Shikadai era tremendo quando diceva quelle cose. Diceva seccatura anche a sua madre quando lo obbligava a fare qualcosa che non voleva fare ma, puntualmente, le faceva. Forse era merito di quel ventaglio maledetto che Temari si portava sempre dietro.

Come faccio a farmi dire da papà come si è conosciuto con la mamma?

“Ci siamo visti la prima volta all’esame dei chuunin. Tua madre era così orgogliosa alla terza prova contro di me. Avevo utilizzato la tecnica dell’ombra per immobilizzarla e volevo anche batterla, ma era tutta una tremenda seccatura e la feci vincere, ritirandomi. Ma, sorprendentemente, venni promosso anche io.”

“Ti hanno promosso perché non volevano vederti piangere, crybaby.”

Non avevano sentito Temari entrare in casa, facendoli sobbalzare dai loro posti. Quella seccatura era anche silenziosa come un gatto quando voleva.

“E poi, io sono e sarò sempre più forte di te, Nara. Vogliamo parlare delle innumerevoli volte che ti ho salvato la vita?”

Shikadai vide suo padre alzare gli occhi al cielo e muovere le labbra, leggendo un “seccatura”.

“Seccatura, cosa c’è per cena?”

Quando suo padre faceva così, voleva dire che era troppo stanco per parlare o anche solo litigare con la mamma. Perché l’Hokage lo riempiva di lavoro? Ma pensare all’Hokage equivaleva anche pensare a Himawari, visto che Naruto era il padre di quella mocciosa che aveva baciato solo qualche ora prima. E meno male che l’aveva visto solo quel bambino. Se qualche vicina spiona avesse visto la scena, sua madre lo avrebbe come minimo scuoiato vivo.

“Apparecchiate la tavola invece di poltrire.”

Il generale Sabaku no non ammetteva ribellioni, domande o ammutinamenti, pena l’andata a letto senza cena. Così i due Nara, alzarono il loro pigro deretano, lasciando la scacchiera ed i pezzi a metà partita e andarono ad apparecchiare, per poi sedersi a mangiare qualche minuto dopo.

Si cenò in assoluto silenzio, ognuno perso nei propri pensieri. Shikadai rispose anche a monosillabi alle domande della madre e se ne andò in camera da letto, o per lo meno, fece finta di andare in camera sua.

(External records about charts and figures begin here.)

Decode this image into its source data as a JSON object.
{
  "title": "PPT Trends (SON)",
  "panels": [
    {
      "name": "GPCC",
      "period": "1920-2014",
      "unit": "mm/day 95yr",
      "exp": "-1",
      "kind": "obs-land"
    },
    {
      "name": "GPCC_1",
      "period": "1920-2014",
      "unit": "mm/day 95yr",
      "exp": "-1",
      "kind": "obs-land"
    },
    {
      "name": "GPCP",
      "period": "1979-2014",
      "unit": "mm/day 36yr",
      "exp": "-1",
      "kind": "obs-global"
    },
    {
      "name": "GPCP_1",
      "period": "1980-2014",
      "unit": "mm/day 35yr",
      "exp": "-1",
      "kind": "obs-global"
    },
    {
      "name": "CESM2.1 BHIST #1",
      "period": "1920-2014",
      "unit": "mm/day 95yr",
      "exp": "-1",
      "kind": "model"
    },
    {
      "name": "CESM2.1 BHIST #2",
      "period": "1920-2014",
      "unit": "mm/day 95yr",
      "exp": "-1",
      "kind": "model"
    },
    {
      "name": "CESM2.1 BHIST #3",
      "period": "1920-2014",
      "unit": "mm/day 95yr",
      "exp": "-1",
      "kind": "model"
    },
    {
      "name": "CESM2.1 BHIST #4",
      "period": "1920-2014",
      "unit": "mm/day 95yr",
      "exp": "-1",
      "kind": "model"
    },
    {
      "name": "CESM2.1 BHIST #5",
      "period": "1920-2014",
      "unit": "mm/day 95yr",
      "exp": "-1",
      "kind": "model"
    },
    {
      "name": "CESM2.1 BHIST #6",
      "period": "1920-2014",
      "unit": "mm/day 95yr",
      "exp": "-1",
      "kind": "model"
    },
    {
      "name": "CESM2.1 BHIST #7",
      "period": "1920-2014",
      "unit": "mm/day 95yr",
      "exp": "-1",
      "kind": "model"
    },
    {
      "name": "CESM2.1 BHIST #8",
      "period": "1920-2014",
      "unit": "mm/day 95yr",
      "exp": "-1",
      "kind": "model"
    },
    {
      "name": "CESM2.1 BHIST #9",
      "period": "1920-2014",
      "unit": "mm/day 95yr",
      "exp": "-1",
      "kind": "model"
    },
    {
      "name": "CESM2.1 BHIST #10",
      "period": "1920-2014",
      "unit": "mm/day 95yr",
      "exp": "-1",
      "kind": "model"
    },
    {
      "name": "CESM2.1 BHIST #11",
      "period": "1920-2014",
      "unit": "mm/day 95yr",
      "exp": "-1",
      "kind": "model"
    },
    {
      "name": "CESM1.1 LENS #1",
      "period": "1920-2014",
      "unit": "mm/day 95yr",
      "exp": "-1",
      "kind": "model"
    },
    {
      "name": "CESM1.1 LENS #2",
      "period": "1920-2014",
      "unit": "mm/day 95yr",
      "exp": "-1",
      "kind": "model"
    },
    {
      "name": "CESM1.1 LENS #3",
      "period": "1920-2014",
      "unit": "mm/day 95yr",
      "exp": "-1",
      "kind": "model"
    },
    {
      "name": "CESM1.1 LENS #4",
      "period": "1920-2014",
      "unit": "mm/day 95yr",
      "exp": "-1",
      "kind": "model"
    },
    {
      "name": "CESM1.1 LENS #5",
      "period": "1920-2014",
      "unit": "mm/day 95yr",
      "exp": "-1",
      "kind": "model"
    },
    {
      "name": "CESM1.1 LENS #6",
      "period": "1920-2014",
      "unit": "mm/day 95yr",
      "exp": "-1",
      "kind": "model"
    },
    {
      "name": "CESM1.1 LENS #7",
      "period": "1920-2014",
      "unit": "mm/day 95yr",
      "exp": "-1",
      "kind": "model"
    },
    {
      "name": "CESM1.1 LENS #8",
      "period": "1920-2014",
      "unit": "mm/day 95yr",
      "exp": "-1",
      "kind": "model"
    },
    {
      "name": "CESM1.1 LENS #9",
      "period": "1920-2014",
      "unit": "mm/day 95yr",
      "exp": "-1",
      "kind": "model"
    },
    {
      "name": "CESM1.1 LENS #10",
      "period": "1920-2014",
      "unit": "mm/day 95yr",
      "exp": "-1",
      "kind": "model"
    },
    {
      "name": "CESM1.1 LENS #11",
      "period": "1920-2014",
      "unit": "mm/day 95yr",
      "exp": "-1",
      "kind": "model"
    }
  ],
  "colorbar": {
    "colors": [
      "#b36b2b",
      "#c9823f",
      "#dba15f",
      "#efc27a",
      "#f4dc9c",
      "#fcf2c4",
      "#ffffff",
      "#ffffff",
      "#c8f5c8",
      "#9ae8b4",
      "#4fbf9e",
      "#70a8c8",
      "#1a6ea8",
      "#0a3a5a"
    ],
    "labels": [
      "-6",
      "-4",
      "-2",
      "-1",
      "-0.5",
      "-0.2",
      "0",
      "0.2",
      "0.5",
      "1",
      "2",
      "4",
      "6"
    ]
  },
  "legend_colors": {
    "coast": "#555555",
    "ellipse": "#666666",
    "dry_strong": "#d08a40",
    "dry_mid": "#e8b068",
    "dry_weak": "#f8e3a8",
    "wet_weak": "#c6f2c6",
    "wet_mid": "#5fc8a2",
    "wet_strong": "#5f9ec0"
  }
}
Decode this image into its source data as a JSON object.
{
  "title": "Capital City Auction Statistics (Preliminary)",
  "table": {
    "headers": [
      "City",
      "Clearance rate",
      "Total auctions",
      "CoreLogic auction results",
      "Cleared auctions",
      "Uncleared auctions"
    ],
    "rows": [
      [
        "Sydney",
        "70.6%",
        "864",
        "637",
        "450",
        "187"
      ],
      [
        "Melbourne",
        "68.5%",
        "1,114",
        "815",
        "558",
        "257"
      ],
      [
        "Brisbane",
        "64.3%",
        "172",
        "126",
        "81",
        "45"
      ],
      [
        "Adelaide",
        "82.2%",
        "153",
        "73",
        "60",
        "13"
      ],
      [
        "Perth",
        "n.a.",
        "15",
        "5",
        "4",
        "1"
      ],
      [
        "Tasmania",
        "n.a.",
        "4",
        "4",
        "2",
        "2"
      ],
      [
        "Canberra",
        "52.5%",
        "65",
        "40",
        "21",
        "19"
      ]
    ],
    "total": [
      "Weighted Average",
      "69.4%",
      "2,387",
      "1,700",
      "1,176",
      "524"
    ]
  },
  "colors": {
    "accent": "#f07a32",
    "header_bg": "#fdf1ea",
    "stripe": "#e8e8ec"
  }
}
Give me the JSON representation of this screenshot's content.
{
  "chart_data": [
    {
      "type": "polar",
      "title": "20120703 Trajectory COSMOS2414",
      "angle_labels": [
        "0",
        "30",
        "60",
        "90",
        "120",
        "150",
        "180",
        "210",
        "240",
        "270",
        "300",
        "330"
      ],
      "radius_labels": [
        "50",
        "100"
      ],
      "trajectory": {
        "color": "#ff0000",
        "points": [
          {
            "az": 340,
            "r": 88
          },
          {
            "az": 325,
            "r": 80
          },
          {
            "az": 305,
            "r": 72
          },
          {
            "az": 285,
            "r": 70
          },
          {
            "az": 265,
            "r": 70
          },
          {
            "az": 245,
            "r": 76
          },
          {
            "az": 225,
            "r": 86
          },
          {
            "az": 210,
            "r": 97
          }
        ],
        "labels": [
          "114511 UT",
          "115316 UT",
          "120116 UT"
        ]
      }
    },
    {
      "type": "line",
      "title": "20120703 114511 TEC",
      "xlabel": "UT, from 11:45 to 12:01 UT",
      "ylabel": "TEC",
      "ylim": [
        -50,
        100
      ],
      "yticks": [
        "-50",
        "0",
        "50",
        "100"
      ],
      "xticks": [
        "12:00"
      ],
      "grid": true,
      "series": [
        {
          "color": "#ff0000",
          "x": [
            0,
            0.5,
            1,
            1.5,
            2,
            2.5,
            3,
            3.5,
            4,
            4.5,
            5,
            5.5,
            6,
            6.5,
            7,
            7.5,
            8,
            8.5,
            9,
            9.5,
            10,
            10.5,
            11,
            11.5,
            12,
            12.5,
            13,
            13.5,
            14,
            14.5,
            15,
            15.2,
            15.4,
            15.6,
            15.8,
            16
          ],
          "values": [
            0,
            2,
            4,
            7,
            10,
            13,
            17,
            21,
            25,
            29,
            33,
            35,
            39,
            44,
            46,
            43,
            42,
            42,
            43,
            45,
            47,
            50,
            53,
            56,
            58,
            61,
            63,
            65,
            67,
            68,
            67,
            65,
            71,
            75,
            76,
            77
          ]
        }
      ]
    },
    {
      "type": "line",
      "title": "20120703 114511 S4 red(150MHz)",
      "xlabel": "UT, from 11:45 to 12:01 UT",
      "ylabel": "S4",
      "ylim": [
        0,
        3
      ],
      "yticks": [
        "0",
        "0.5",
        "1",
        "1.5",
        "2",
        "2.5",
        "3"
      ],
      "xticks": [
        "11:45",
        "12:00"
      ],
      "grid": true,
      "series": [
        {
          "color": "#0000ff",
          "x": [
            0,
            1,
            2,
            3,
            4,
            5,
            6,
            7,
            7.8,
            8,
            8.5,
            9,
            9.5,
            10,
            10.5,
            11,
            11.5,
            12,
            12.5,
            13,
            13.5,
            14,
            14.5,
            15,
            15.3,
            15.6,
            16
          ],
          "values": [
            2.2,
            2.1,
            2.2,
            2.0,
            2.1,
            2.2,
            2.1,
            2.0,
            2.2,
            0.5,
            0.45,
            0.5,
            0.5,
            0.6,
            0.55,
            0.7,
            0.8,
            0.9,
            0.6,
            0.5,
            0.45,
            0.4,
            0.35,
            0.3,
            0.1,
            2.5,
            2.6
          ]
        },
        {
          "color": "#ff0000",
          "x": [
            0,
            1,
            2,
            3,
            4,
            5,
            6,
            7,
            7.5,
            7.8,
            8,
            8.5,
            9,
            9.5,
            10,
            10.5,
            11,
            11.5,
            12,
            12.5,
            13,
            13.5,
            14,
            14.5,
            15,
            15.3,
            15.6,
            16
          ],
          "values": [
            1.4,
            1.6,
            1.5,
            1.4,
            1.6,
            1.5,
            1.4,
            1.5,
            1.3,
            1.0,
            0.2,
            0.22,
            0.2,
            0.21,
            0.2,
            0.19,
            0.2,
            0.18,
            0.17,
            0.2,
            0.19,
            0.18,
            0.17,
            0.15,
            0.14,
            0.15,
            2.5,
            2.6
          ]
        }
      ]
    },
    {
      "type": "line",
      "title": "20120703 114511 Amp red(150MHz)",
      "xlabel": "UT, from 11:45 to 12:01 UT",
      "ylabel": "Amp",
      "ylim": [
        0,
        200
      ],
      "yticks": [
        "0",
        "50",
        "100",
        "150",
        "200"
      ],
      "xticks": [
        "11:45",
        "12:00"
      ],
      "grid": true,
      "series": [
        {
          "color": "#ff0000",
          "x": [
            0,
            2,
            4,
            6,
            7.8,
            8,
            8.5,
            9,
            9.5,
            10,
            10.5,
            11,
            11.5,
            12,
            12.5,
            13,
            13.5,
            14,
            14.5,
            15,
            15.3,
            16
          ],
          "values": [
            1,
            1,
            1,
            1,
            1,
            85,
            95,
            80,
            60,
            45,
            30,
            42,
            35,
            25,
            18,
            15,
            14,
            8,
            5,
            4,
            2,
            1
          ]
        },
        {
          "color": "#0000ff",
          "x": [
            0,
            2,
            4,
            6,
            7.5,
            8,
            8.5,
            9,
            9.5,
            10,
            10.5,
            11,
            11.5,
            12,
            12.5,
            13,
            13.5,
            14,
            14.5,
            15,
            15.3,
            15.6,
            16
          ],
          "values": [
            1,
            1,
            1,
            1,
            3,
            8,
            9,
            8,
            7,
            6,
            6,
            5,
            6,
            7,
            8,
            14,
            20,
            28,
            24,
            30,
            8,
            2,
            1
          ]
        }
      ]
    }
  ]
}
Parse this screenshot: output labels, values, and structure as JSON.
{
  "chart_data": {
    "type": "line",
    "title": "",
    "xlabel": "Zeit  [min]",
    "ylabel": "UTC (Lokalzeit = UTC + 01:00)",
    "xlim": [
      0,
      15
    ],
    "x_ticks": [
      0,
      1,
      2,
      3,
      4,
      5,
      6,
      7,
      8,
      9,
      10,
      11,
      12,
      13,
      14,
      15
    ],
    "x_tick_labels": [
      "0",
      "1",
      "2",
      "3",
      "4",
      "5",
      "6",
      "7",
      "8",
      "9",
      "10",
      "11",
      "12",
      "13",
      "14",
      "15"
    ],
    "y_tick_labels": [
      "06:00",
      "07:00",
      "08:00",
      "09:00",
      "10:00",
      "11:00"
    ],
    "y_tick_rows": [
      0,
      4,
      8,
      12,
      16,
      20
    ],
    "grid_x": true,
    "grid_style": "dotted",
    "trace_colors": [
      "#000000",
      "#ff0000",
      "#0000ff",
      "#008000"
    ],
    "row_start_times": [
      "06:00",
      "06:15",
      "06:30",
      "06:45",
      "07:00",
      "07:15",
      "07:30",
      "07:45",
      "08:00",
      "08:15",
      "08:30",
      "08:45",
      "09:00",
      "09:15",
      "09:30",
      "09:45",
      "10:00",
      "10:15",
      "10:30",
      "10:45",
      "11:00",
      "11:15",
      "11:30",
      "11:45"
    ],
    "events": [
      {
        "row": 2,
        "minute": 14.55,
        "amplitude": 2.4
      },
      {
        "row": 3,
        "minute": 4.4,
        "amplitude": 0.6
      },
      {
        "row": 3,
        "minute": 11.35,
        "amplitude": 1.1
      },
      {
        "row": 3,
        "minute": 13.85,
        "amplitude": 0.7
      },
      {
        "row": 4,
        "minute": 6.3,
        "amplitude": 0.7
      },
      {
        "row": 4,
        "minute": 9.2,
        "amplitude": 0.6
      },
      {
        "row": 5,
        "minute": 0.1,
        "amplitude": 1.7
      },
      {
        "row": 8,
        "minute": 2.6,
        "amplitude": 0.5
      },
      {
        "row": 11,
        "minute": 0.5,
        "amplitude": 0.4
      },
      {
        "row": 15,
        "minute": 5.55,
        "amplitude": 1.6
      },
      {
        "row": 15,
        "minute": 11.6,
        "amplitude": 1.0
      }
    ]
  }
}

Perché in realtà tutto ciò che fece, fu mettersi nascosto nelle scale, ad osservare i suoi genitori. Non lo aveva mai fatto, e sicuramente non lo avrebbe mai fatto, se non per quella stupida sfida accettata da tutti. Così si mise ad osservare i suoi genitori. Sua madre lavava i piatti e suo padre la guardava.

“Hai intenzione di guardarmi o ti degni di darmi una mano? Guarda che non sei l’unico ad essere stanco.”

Shikamaru le si avvicinò, le passo un braccio sulle spalle, girandola, e la baciò.

“Sei una seccatura. Non puoi lavarli domani e andiamo a riposarci?”

E meraviglia delle meraviglie, sua madre invece di inveire, finì di lavare l’ultimo piatto, lo posò, pronto per essere asciugato e, girandosi, schizzò suo padre con l’acqua che aveva tra le mani.

“Ti abbono l’asciugatura dei piatti, ma solo per questa volta Nara.”

“Tu…!”

Vide il padre caricarsi di peso la madre sulle spalle e cominciare a ad incamminarsi verso le scale. Velocemente, Shikadai si chiuse in camera sua, prima di esser visto dai genitori, chiudendosi la porta alle spalle. Si appoggiò con la schiena contro il freddo legno della porta, mentre due risposte gli balenavano insistentemente nella testa.

Sarà più difficile del previsto scoprire la storia dei miei.

Credo di essere appena stato colpito, anche io, dalla maledizione dei Nara.